If you want to get serious about that, you should check out this site. It’s harder than you might think!
I hope Cronos can stop by and explain further, but in one post he mentioned that a matter-antimatter reaction released a lot of it’s energy in neutrinos. Kind of an anti-climax (I think that is a pun but am not sure ) when all that energy goes off in a form that won’t react with ordinary matter. But I am sure there is enough energy left over for a satisfying explosion.
In comparison, though I can’t find a reference now, I have read that the Sun will over it’s entire lifetime convert only 3% of it’s mass to energy. And that will power the Sun for billions of years.

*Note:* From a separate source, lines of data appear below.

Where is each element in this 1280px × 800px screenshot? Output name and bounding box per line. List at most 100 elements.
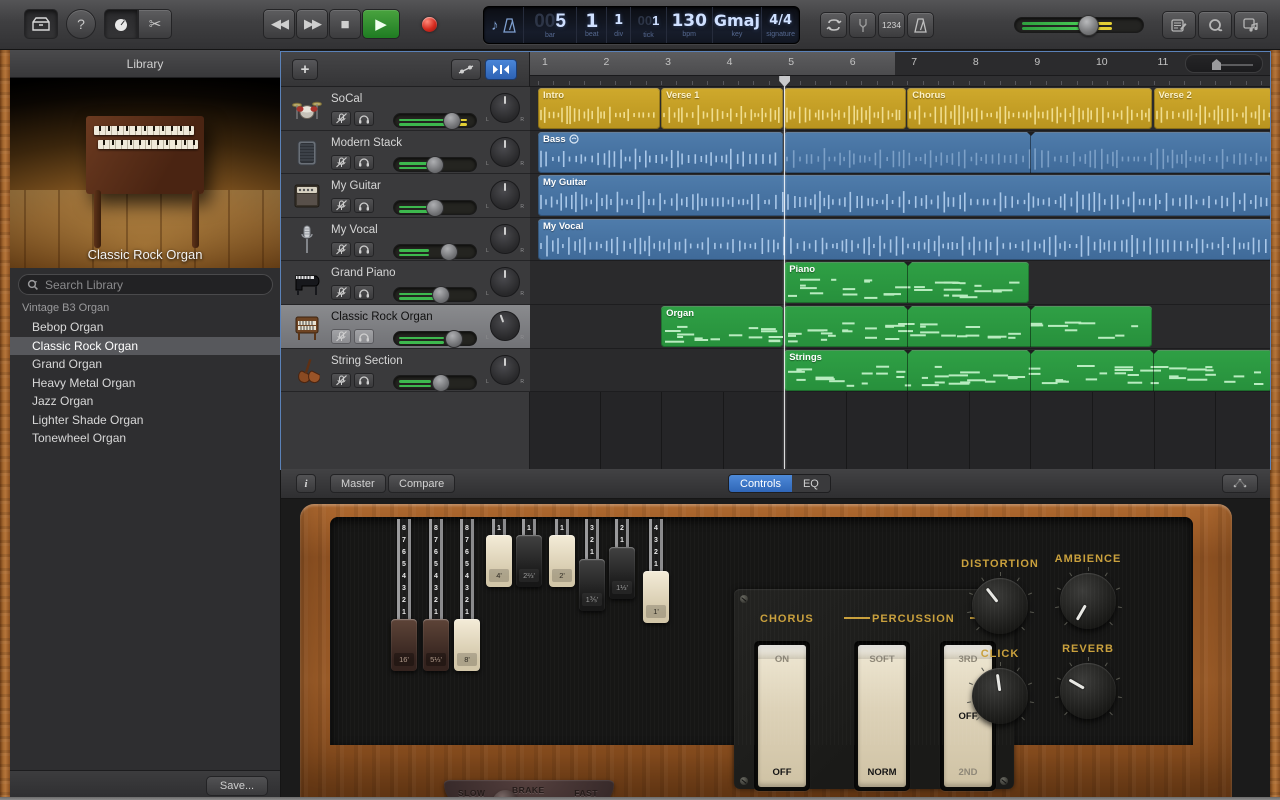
pan-knob[interactable]: LR [490, 267, 520, 297]
track-volume-knob[interactable] [432, 374, 450, 392]
media-browser-button[interactable] [1234, 11, 1268, 39]
track-volume-knob[interactable] [443, 112, 461, 130]
track-volume-slider[interactable] [393, 331, 477, 346]
master-volume-knob[interactable] [1078, 15, 1099, 36]
mute-button[interactable] [331, 155, 351, 170]
pan-knob[interactable]: LR [490, 224, 520, 254]
lcd-key-cell[interactable]: Gmaj key [713, 7, 763, 43]
forward-button[interactable]: ▶▶ [296, 9, 328, 39]
track-volume-knob[interactable] [445, 330, 463, 348]
drawbar-handle[interactable]: 5⅓' [423, 619, 449, 671]
drawbar-handle[interactable]: 2⅔' [516, 535, 542, 587]
drawbar-handle[interactable]: 1⅗' [579, 559, 605, 611]
tab-controls[interactable]: Controls [729, 475, 792, 492]
solo-button[interactable] [354, 155, 374, 170]
mute-button[interactable] [331, 242, 351, 257]
lcd-bpm-cell[interactable]: 130 bpm [667, 7, 713, 43]
mute-button[interactable] [331, 111, 351, 126]
track-volume-slider[interactable] [393, 287, 477, 302]
track-volume-slider[interactable] [393, 157, 477, 172]
region-chorus[interactable]: Chorus [907, 88, 1152, 129]
pan-knob[interactable]: LR [490, 311, 520, 341]
timeline-lane[interactable]: My Vocal [530, 218, 1270, 262]
region-organ[interactable]: Organ [661, 306, 783, 347]
track-header-row[interactable]: String SectionLR [281, 349, 530, 393]
smart-controls-button[interactable] [104, 9, 138, 39]
drawbar-handle[interactable]: 16' [391, 619, 417, 671]
help-button[interactable]: ? [66, 9, 96, 39]
library-list-item[interactable]: Bebop Organ [10, 318, 280, 337]
track-volume-slider[interactable] [393, 375, 477, 390]
solo-button[interactable] [354, 373, 374, 388]
knob-ambience[interactable] [1060, 573, 1116, 629]
track-volume-slider[interactable] [393, 200, 477, 215]
track-volume-slider[interactable] [393, 113, 477, 128]
lcd-beat-cell[interactable]: 1 beat [577, 7, 607, 43]
library-search-field[interactable]: Search Library [18, 274, 273, 295]
library-list-item[interactable]: Grand Organ [10, 355, 280, 374]
beat-strip[interactable] [530, 76, 1270, 87]
metronome-button[interactable] [907, 12, 934, 38]
knob-reverb[interactable] [1060, 663, 1116, 719]
track-header-row[interactable]: My GuitarLR [281, 174, 530, 218]
track-header-row[interactable]: My VocalLR [281, 218, 530, 262]
timeline-lane[interactable]: My Guitar [530, 174, 1270, 218]
region-segment[interactable] [784, 132, 1270, 173]
tuner-button[interactable] [849, 12, 876, 38]
drawbar-handle[interactable]: 8' [454, 619, 480, 671]
mute-button[interactable] [331, 198, 351, 213]
region-segment[interactable] [784, 88, 906, 129]
save-button[interactable]: Save... [206, 776, 268, 796]
master-button[interactable]: Master [330, 474, 386, 493]
timeline-lane[interactable]: Bass [530, 131, 1270, 175]
library-category[interactable]: Vintage B3 Organ [22, 302, 109, 314]
lcd-tick-cell[interactable]: 001 tick [631, 7, 667, 43]
library-toggle-button[interactable] [24, 9, 58, 39]
editor-button[interactable]: ✂ [138, 9, 172, 39]
compare-button[interactable]: Compare [388, 474, 455, 493]
region-intro[interactable]: Intro [538, 88, 660, 129]
smart-control-view-button[interactable] [1222, 474, 1258, 493]
track-volume-slider[interactable] [393, 244, 477, 259]
region-piano[interactable]: Piano [784, 262, 1029, 303]
track-header-row[interactable]: Modern StackLR [281, 131, 530, 175]
rewind-button[interactable]: ◀◀ [263, 9, 295, 39]
mute-button[interactable] [331, 373, 351, 388]
library-list-item[interactable]: Lighter Shade Organ [10, 411, 280, 430]
track-volume-knob[interactable] [432, 286, 450, 304]
solo-button[interactable] [354, 111, 374, 126]
region-verse-2[interactable]: Verse 2 [1154, 88, 1271, 129]
timeline-lane[interactable]: Organ [530, 305, 1270, 349]
playhead[interactable] [784, 76, 785, 469]
lcd-mode-cell[interactable]: ♪ [484, 7, 524, 43]
timeline-lane[interactable]: IntroVerse 1 ChorusVerse 2 [530, 87, 1270, 131]
solo-button[interactable] [354, 285, 374, 300]
knob-distortion[interactable] [972, 578, 1028, 634]
track-header-row[interactable]: Grand PianoLR [281, 261, 530, 305]
chorus-switch[interactable]: ONOFF [754, 641, 810, 791]
automation-button[interactable] [451, 59, 481, 80]
pan-knob[interactable]: LR [490, 180, 520, 210]
zoom-thumb[interactable] [1212, 59, 1221, 70]
mute-button[interactable] [331, 329, 351, 344]
mute-button[interactable] [331, 285, 351, 300]
drawbar-handle[interactable]: 1⅓' [609, 547, 635, 599]
timeline-ruler[interactable]: 123456789101112 [530, 52, 1270, 76]
track-header-row[interactable]: Classic Rock OrganLR [281, 305, 530, 349]
timeline-lane[interactable]: Strings [530, 349, 1270, 393]
track-header-row[interactable]: SoCalLR [281, 87, 530, 131]
solo-button[interactable] [354, 198, 374, 213]
notepad-button[interactable] [1162, 11, 1196, 39]
pan-knob[interactable]: LR [490, 137, 520, 167]
library-list-item[interactable]: Classic Rock Organ [10, 337, 280, 356]
percussion-harmonic-switch[interactable]: 3RDOFF2ND [940, 641, 996, 791]
percussion-mode-switch[interactable]: SOFTNORM [854, 641, 910, 791]
solo-button[interactable] [354, 329, 374, 344]
library-list-item[interactable]: Tonewheel Organ [10, 429, 280, 448]
region-my-guitar[interactable]: My Guitar [538, 175, 1270, 216]
solo-button[interactable] [354, 242, 374, 257]
lcd-signature-cell[interactable]: 4/4 signature [762, 7, 799, 43]
lcd-bar-cell[interactable]: 005 bar [524, 7, 578, 43]
region-bass[interactable]: Bass [538, 132, 783, 173]
region-verse-1[interactable]: Verse 1 [661, 88, 783, 129]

[note, according to Wikepedia the Sun is kind of wimpy as far a relative temperature goes-it produces less energy per unit volume than for instance a candle flame. Good thing the Sun is so large]
Well, that depends on the particular kind of particle (and antiparticle) you’re reacting. Electrons and positrons are easy: Those will just go straight to gamma rays. A proton and an anti-proton, though, will most likely go to three pions, either all three neutral, or a neutral, a positive, and a negative. The neutral pions will, like electrons and positrons, go straight to gamma rays, but the most likely decay path for a charged pion (positive, without loss of generality) is to an antimuon and a mu neutrino, and the antimuon would in turn decay to an electron neutrino, a mu antineutrino, and a positron (which would then, in turn, eventually find an electron somewhere and annihilate it). The +0- case would be twice as likely as the 000 case, so for every three protons and three antiprotons that annihilate, you’ll get, on average, 14 photons and 12 assorted neutrinos, so if you assume that the energy is distributed equally among the final particles (it’s not, but I don’t feel like calculating exactly how it would be distributed), you’d end up with close to half of your energy in neutrinos. A neutron-antineutron reaction would be essentially the same, but a proton-antineutron reaction or vice-versa would be somewhat less efficient, and be weighted more in favor of the neutrino-producing reactions.
A fair bit less than that. Fusion of hydrogen to helium is about .5% efficient at releasing energy, and a star will, over its lifespan, fuse only about 10% of its initial supply of fuel. So you’re looking at about a twentieth of a percent of the Sun’s total mass.
Why can’t this enormous release of energy from a matter / anti-matter reaction be harnessed for productive uses (that is, besides making bombs)? I mean, it did power the Enterprise’s warp engines after all.
Is it because the energy necessary to create the anti-matter is equally huge?